If $x=\pi^{3}$ and $y=3^{\pi}$ then what is the relation between x and y?
I have no idea of how to solve this problem. Also in general there is no relation between two numbers of this kind. So what is so special about this $\pi$ and 3.
Any help would be great, thank you.
First of all, consider the function $f(x)=x^\frac{1}{x}$.
Find the derivative of $f(x)=x^\frac{1}{x}$. You will get that the maxima is attained at $x=e$ and that the function is increasing for $x < e$ and decreasing for $x > e$.

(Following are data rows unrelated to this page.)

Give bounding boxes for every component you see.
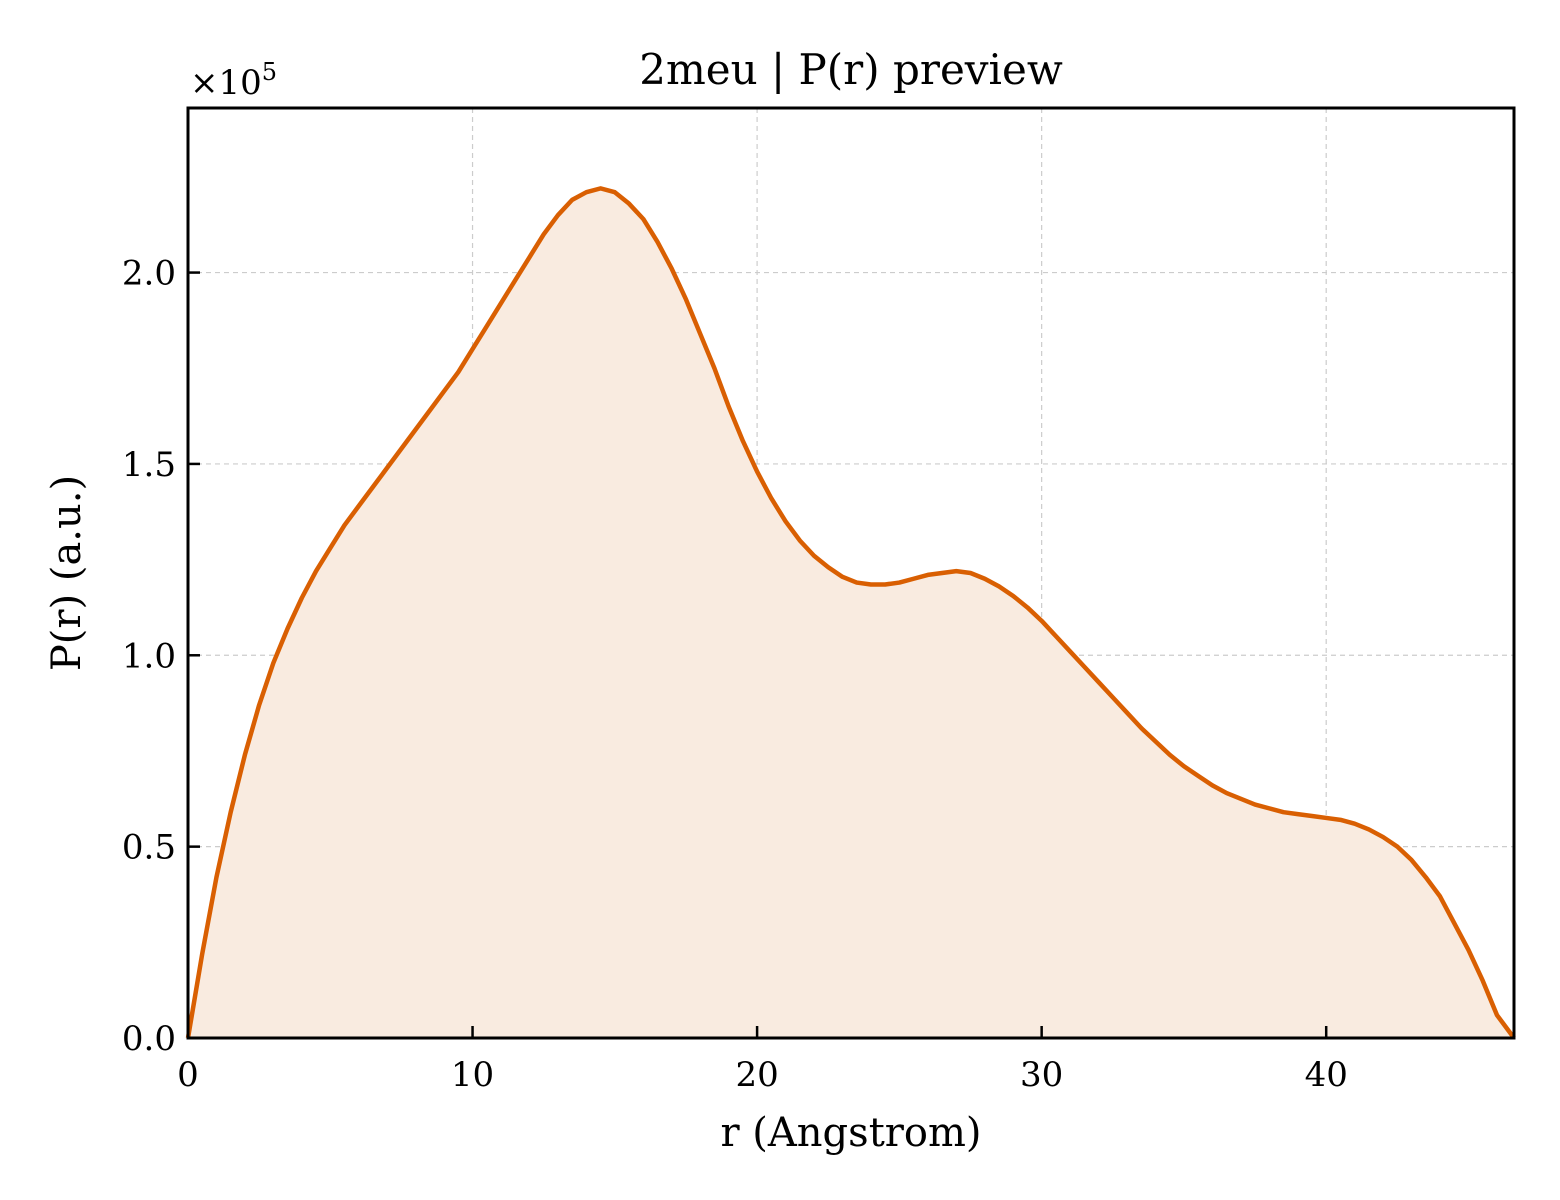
- y-tick-label: 0.5: [122, 828, 176, 868]
- plot-frame: [186, 106, 1516, 1040]
- y-tick-label: 0.0: [122, 1019, 176, 1059]
- x-tick-label: 30: [1020, 1055, 1063, 1095]
- y-tick-label: 2.0: [122, 254, 176, 294]
- y-multiplier-exponent: 5: [262, 58, 277, 86]
- area-fill: [188, 188, 1514, 1038]
- y-tick-label: 1.5: [122, 445, 176, 485]
- x-axis-label: r (Angstrom): [720, 1110, 981, 1156]
- y-axis-label: P(r) (a.u.): [44, 475, 90, 671]
- y-tick-labels: 0.0 0.5 1.0 1.5 2.0: [122, 254, 176, 1059]
- x-tick-label: 40: [1305, 1055, 1348, 1095]
- y-multiplier: ×105: [190, 58, 277, 103]
- y-tick-label: 1.0: [122, 636, 176, 676]
- series-line: [185, 186, 1516, 1040]
- x-tick-label: 20: [735, 1055, 778, 1095]
- chart-title: 2meu | P(r) preview: [639, 45, 1063, 94]
- x-tick-label: 10: [451, 1055, 494, 1095]
- ticks: [186, 271, 1328, 1040]
- x-tick-labels: 0 10 20 30 40: [177, 1055, 1348, 1095]
- y-multiplier-base: ×10: [190, 63, 262, 103]
- x-tick-label: 0: [177, 1055, 199, 1095]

Hence you have $x_2^\frac{1}{x_2}\le x_1^\frac{1}{x_1}$ $\forall$ $x_2> x_1 >e$ and $ \in \mathbb{R}$.
Now $\pi > 3 > e$
So we have $$\pi^\frac{1}{\pi} < 3^\frac{1}{3}$$ and hence your result $$\pi^3 < 3^\pi$$
By relation here, it is meant
Which relation holds: $\pi^3 < 3^\pi$, $\pi^3 = 3^\pi$, or $\pi^3 > 3^\pi$ ?
Rewrite this comparison to compare $\pi^{1/\pi}$ and $3^{1/3}$:
Which relation holds: $\pi^{1/\pi} < 3^{1/3}$, $\pi^{1/\pi} = 3^{1/3}$, or $\pi^{1/\pi} > 3^{1/3}$ ?
Then this is a classical problem, whose solution clearly now lies in considering the function $x^{1/x}$ and where it is monotone. You'll see that the only thing special about $\pi$ and $3$ is that $\pi > 3$.